I would like to recommend an app I recently downloaded, Habitica, as it has been helping me to gamify my work on all the things I want to do. I'm not really that into RPG's (role playing games) but I've loved using Habitica to work towards "leveling up" by changing the real life habits I want to improve, getting my normal chores done and working on my constantly updated to-do list. Google Keep has had my heart for a couple of years now, but it was too easy to make too many lists and sometimes I would lose a thing or two. I've also fallen in and out of love with Bullet Journaling in the past - but all the effort it took to create and then track the things I wanted too was hard.
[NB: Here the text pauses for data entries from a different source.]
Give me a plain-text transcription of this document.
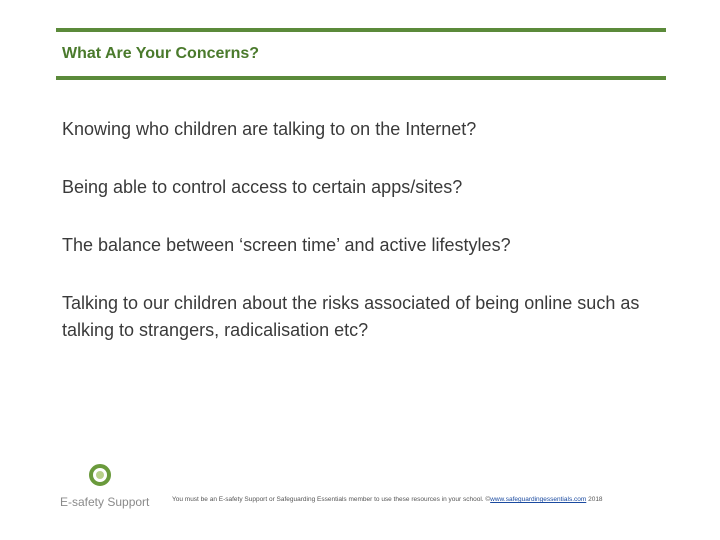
What Are Your Concerns?

Knowing who children are talking to on the Internet?

Being able to control access to certain apps/sites?

The balance between ‘screen time’ and active lifestyles?

Talking to our children about the risks associated of being online such as talking to strangers, radicalisation etc?

E-safety Support	You must be an E-safety Support or Safeguarding Essentials member to use these resources in your school. ©www.safeguardingessentials.com 2018
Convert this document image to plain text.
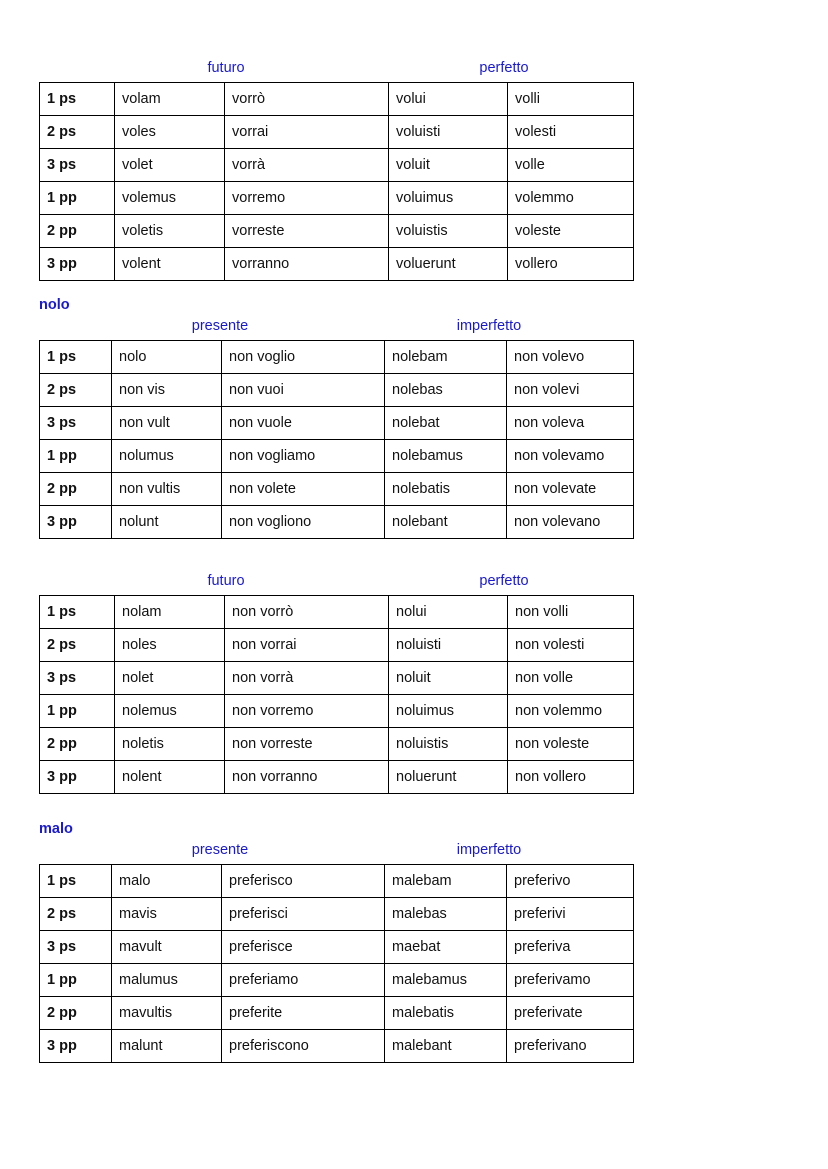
futuro	perfetto
1 ps	volam	vorrò	volui	volli
2 ps	voles	vorrai	voluisti	volesti
3 ps	volet	vorrà	voluit	volle
1 pp	volemus	vorremo	voluimus	volemmo
2 pp	voletis	vorreste	voluistis	voleste
3 pp	volent	vorranno	voluerunt	vollero
nolo
presente	imperfetto
1 ps	nolo	non voglio	nolebam	non volevo
2 ps	non vis	non vuoi	nolebas	non volevi
3 ps	non vult	non vuole	nolebat	non voleva
1 pp	nolumus	non vogliamo	nolebamus	non volevamo
2 pp	non vultis	non volete	nolebatis	non volevate
3 pp	nolunt	non vogliono	nolebant	non volevano
futuro	perfetto
1 ps	nolam	non vorrò	nolui	non volli
2 ps	noles	non vorrai	noluisti	non volesti
3 ps	nolet	non vorrà	noluit	non volle
1 pp	nolemus	non vorremo	noluimus	non volemmo
2 pp	noletis	non vorreste	noluistis	non voleste
3 pp	nolent	non vorranno	noluerunt	non vollero
malo
presente	imperfetto
1 ps	malo	preferisco	malebam	preferivo
2 ps	mavis	preferisci	malebas	preferivi
3 ps	mavult	preferisce	maebat	preferiva
1 pp	malumus	preferiamo	malebamus	preferivamo
2 pp	mavultis	preferite	malebatis	preferivate
3 pp	malunt	preferiscono	malebant	preferivano
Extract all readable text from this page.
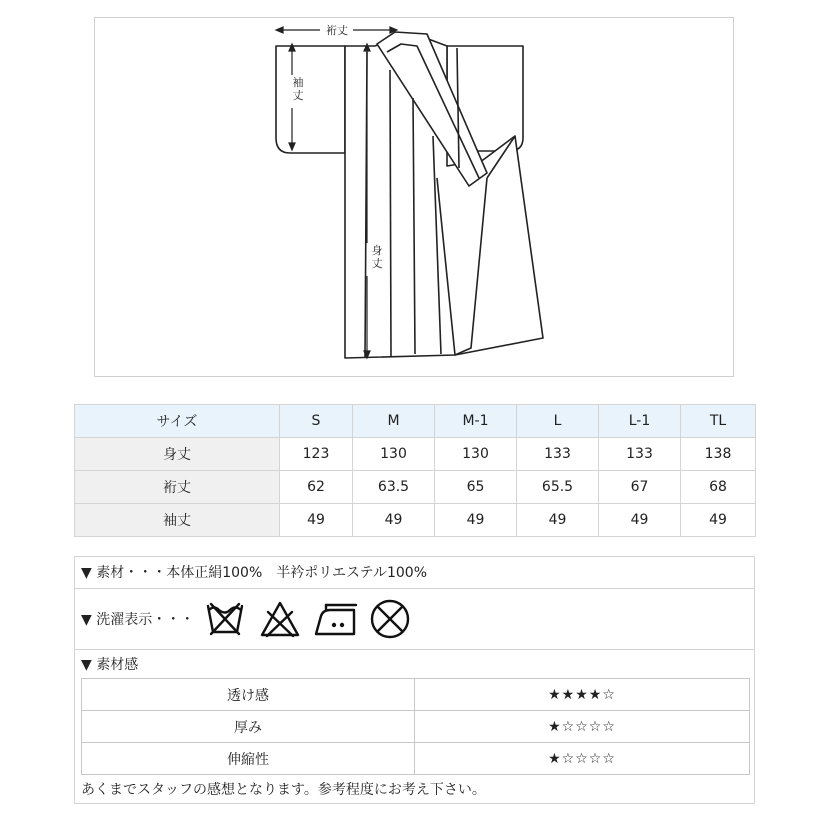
裄丈
袖丈
身丈
サイズ	S	M	M-1	L	L-1	TL
身丈	123	130	130	133	133	138
裄丈	62	63.5	65	65.5	67	68
袖丈	49	49	49	49	49	49
▼ 素材・・・本体正絹100%　半衿ポリエステル100%
▼ 洗濯表示・・・
▼ 素材感
透け感	★★★★☆
厚み	★☆☆☆☆
伸縮性	★☆☆☆☆
あくまでスタッフの感想となります。参考程度にお考え下さい。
Habitica has a great system for not only making sure I remember when to do something, it also has the ability to set tracking for daily, weekly or monthly durations- which means I can see how many times I was able to set aside the 30 min aside for reading that I want to. There's also a piece that allows me to interact with other folks who have similar aspirations or interests that can help inspire, support and offer community. As with most things, I'm sure it will serve its purpose to me for awhile and then I will move on to the next shiny thing, but it's definitely a tool I would encourage others to explore.

Well, there you have it- I would love to hear what your aspirations (or resolutions) are and how you are tackling them, so please share in the comments!

Have a Fabulous and Wonderful New Year!